A sizable construction pipeline — roughly 35 gigawatts — is underway, and about 64% of that capacity is being developed outside established markets, signaling a geographic redistribution of supply.
Market tightness persisted through the close of 2025: effective vacancy hovered around 1%, maintained for a second consecutive year, which limits the near-term risk of oversupply.
That tightness is reinforced by demand from large cloud providers and AI compute buyers — the hyperscalers — who have committed to extensive infrastructure spending, and who are pre-leasing the vast majority of new space.
Roughly 92% of facilities under construction include tenant commitments, which compresses speculative exposure and shifts commercial risk toward long-term occupiers and their capital plans.
Capital markets have noticed: lenders and institutional investors funneled record sums into the sector last year, while the top hyperscalers announced programmatic capital plans that will sustain demand into 2026.
Developers are adapting tactics; some are embracing shorter hold periods and a build-and-sell approach to lock returns now while avoiding longer-term operational uncertainty.
Yet the expansion faces a technical and regulatory ceiling: access to reliable grid connections and incremental power capacity remains a bottleneck, with interconnection schedules often stretching multiple years and forcing operators to weigh onsite generation options.
That constraint is a primary reason why regions with available power capacity — notably parts of Texas — are attracting larger shares of new projects and are on track to overtake historic leaders.
A recent regulatory trend in Texas and several other states has intensified the execution risk: regulators and grid operators are reassessing approvals for large data‑center interconnections, conditioning energization on defined upgrades, studies or operational limits. Industry trackers attribute roughly $64 billion of U.S. planned data‑center projects to delays, cancellations or rework tied to permitting and community pushback, a reminder that permits once considered routine can now trigger supplemental technical review.
To reduce community and system impacts, developers are negotiating bespoke mitigations — building substations, accepting connection fees, committing to demand‑response programs or adding on‑site generation and storage. These remedies can lower peak-driven transmission needs but raise capital costs and complicate project timelines.
Concurrently, hyperscalers are changing how they secure power: several leading cloud companies are acquiring operating clean‑energy and development portfolios and prioritizing solar paired with battery storage to meet 24/7 load profiles. That vertical integration shortens delivery timelines and de-risks power supply for large compute customers, increasing the strategic value of operating renewable-plus‑BESS assets and making certain developers acquisition targets.

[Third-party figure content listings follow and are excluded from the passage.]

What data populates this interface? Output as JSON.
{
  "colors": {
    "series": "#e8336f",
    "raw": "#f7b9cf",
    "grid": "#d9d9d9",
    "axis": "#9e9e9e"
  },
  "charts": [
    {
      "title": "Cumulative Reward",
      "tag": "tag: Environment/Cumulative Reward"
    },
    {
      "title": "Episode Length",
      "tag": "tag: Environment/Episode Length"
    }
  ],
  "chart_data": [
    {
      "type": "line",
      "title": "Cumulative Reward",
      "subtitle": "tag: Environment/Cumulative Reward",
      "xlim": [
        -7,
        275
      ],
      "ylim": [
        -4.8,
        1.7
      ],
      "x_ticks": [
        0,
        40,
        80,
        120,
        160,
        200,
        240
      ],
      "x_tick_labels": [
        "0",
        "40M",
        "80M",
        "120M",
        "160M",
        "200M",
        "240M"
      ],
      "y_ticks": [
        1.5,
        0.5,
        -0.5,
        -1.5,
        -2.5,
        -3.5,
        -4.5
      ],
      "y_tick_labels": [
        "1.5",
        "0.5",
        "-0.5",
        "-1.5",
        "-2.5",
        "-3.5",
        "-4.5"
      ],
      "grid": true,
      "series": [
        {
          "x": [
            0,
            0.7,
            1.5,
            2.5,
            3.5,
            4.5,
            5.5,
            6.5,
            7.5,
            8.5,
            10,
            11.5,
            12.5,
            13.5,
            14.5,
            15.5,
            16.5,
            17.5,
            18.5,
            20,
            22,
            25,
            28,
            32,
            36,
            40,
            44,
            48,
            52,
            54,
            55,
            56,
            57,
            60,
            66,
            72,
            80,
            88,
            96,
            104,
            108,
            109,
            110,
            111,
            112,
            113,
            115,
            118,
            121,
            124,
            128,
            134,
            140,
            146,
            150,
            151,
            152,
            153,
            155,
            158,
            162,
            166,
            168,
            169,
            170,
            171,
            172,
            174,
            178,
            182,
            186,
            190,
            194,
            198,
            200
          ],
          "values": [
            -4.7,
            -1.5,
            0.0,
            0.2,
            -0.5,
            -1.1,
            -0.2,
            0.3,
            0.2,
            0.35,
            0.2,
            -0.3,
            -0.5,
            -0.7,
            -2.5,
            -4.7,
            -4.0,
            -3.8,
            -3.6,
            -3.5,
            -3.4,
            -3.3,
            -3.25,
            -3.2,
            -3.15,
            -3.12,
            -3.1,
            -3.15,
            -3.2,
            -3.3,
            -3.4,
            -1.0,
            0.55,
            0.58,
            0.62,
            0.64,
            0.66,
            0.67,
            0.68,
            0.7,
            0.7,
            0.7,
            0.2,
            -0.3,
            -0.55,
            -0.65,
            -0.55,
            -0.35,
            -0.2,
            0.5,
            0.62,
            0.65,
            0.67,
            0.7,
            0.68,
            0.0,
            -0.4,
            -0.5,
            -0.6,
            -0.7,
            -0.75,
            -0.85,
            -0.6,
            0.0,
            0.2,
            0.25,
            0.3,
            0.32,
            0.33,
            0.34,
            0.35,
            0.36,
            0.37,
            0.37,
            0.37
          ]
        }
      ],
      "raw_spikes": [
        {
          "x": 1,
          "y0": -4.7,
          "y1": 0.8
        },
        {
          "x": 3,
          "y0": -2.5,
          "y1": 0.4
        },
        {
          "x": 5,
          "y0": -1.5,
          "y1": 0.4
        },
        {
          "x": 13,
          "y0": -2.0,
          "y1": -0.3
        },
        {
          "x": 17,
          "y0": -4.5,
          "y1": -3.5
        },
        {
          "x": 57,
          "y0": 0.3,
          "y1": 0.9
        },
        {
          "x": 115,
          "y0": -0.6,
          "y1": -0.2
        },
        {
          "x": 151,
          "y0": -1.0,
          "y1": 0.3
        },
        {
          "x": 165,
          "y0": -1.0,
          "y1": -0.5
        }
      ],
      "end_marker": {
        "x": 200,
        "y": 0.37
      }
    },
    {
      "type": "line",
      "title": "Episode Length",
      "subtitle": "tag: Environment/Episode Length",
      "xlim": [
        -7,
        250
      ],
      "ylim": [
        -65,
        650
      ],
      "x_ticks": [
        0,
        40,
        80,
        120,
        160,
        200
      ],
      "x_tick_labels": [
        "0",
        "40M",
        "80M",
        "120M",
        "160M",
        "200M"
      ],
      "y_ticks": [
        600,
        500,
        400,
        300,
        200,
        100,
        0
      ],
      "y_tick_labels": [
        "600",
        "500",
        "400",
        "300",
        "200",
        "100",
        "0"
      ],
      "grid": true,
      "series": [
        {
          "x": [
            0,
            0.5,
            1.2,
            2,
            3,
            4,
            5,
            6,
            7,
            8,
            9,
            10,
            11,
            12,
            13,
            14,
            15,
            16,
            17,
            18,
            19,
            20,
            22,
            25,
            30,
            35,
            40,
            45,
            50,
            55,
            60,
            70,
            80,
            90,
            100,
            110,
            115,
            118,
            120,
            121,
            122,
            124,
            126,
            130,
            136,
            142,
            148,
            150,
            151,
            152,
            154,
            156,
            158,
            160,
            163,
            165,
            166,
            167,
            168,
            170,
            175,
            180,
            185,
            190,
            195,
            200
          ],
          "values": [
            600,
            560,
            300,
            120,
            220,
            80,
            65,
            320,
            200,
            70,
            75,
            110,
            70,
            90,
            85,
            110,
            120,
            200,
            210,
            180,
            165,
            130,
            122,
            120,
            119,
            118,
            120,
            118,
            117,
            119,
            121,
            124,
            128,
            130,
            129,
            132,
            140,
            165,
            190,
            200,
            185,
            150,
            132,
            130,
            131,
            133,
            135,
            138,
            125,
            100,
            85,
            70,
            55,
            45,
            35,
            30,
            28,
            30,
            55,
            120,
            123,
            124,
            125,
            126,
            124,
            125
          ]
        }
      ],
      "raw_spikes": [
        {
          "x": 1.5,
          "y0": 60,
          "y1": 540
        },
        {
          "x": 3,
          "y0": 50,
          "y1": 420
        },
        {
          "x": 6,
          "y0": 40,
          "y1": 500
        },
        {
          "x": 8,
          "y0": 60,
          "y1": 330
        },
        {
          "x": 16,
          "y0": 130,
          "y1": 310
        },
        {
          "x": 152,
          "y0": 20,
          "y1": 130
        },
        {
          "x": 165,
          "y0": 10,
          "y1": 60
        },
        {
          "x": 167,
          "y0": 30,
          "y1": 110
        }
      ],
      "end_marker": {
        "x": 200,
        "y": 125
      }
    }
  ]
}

For investors and occupiers, the combined technical, regulatory and procurement shifts reduce near‑term vacancy risk but heighten execution and financing uncertainty — idle or partially energized capacity ties up capital and shifts bargaining leverage in commercial power negotiations.
Over the next 6–12 months, expect the market to bifurcate: capital-rich buyers and hyperscalers will secure long lead‑time capacity and integrated energy solutions in power‑abundant locales, while developers lacking grid access or energy capabilities will pivot strategies, accept heavier infrastructure obligations, or sell projects to balance‑sheet owners. The outcome will be accelerated consolidation, re‑pricing of power‑ready assets, and clearer delineation of who bears upgrade and delivery risk.